Slower than expected business in Australia has forced Dentsu Aegis Network (DAN) to revise its international performance guidance for the remainder of 2019.
The Japanese outfit recorded a 1.5 per cent organic revenue decline internationally for the first half of the year, led by a 2.1 per cent dip in Japan.
As a result, it has cut organic growth guidance from 6.1 per cent to 1.4 per cent.

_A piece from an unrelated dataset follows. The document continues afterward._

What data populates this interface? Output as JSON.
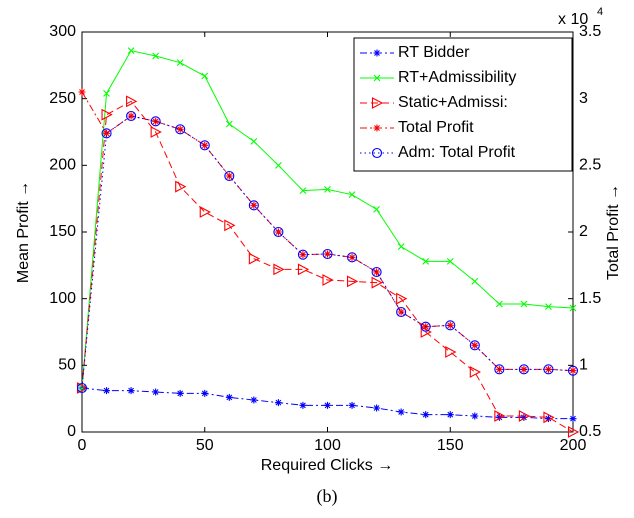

The operating margin target has been lowered from 20.3 per cent to 17.4 per cent.
The company put much of the blame for the results on the Chinese and Australian markets, pointing out if these regions were to be removed from the financials, organic revenue would have grown 0.9 per cent over the period.
“In the international business, organic growth guidance is lowered to reflect the weaker than expected first half performance mainly in the Australian and Chinese markets,” the agency said in its financial statement.
“Organic growth guidance is downgraded from three per cent or above, and expectations are for organic growth to be positive for the full year.”
Despite the poor results, the company was still bullish about the remainder of the year.
“We still expect to see a ramp up of revenues in the second half driven by new account wins in the US and Europe and the cycling out of accounts lost in the second half of FY2018,” Dentsu said.
Dentsu Inc president and CEO Toshihiro Yamamoto said: “Although our business has expanded beyond advertising and is increasingly diverse in nature, our role and value are crystal clear: to find and execute the best solution for our clients. This is why it is imperative that we discover, connect and develop the diversity that will comprise One Dentsu.”